Kata’ib Hezbollah issues warning to US on Blinken’s Baghdad visit

Al-Askari’s statement echoes Shia religious leader Muqtada Sadr, who in late October called on the Iraqi government to close the US embassy in Baghdad because of Washington's support for Israel.

US Secretary of State Antony Blinken. (AFP)
US Secretary of State Antony Blinken. (AFP)

ERBIL (Kurdistan 24) - The spokesperson for the Iraqi militant group Kata’ib Hezbollah (KH), Abu Ali Al-Askari, in a statement on Monday issued a stark warning to the US in anticipation of a Baghdad visit by Secretary of State Antony Blinken.

“The visit of Antony Blinken, son of a Jew, America’s Secretary of State, is not welcome in the Iraq of Ali and Hussein, and if he comes, we will meet him with an unprecedented escalation,” Al-Askari's statement read, while making a xenophobic reference.

The militant group, which was listed as a terror organization by the US in 2009, also warned that if the siege of Gaza continues, the group will “work to close American interests in Iraq and disrupt them in the region.”

The ultimate goal is to close “the American embassy and [prevent] those holding American citizenship from entering the country. We will get to it in our own, non-peaceful way, because dealing with murderers is cowardice,” Al-Askari concluded.

Al-Askari’s statement echoes Shia religious leader Muqtada Sadr, who in late October called on the Iraqi government to close the US Embassy in Baghdad because of Washington's support for Israel.

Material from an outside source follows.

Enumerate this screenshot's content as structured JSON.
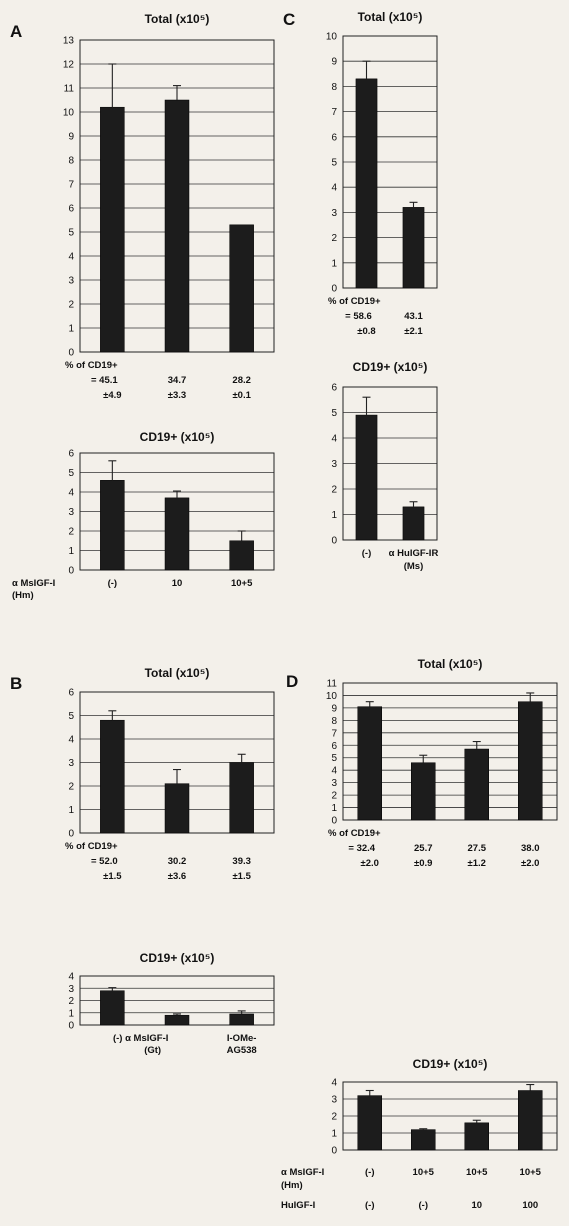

Moreover, the statement comes as an Iraqi government source to Shafaq News Agency confirmed that Blinken is scheduled to visit Sunday night.

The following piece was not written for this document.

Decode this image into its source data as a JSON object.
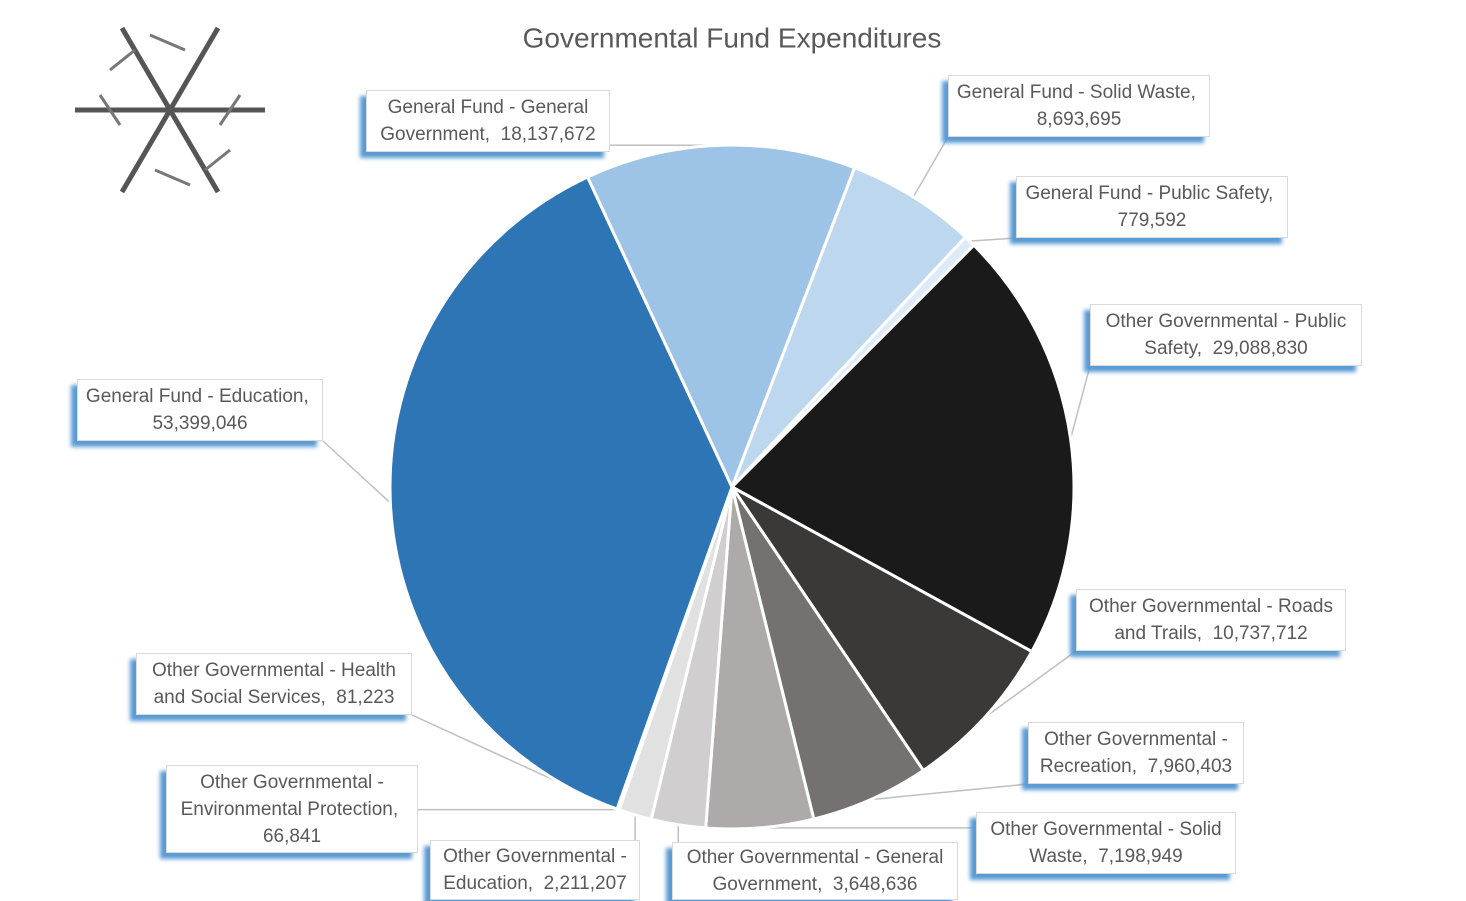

KH is believed to receive funding from Iran, and is one of several such militant groups operating in Iraq, part of the Popular Mobilization Forces (PMF) alliance of Shia militias.

The group is also part of the Islamic Resistance in Iraq (IRI), a movement that claimed responsibility for several drone and missile strikes on Coalition bases in Iraq and Syria, including several attacks in Erbil, since the outbreak of the recent Israel-Hamas conflict.

As the Washington Institute’s Hamdi Malik and Michael Knights state, the IRI is “an umbrella brand matching the nomenclature that all Iran-backed Iraqi armed groups have previously used to describe themselves, often as the prefix to their specific group names."

"Moreover, top groups such as Kataib Hezbollah (KH) have not made separate or competing claims for attacks in their typical areas of operations (such as al-Asad [Airbase]). Therefore, it is highly likely that groups like KH, Asaib Ahl al-Haq, and Kataib Sayyid al-Shuhada consider themselves part of the IRI brand,” they concluded.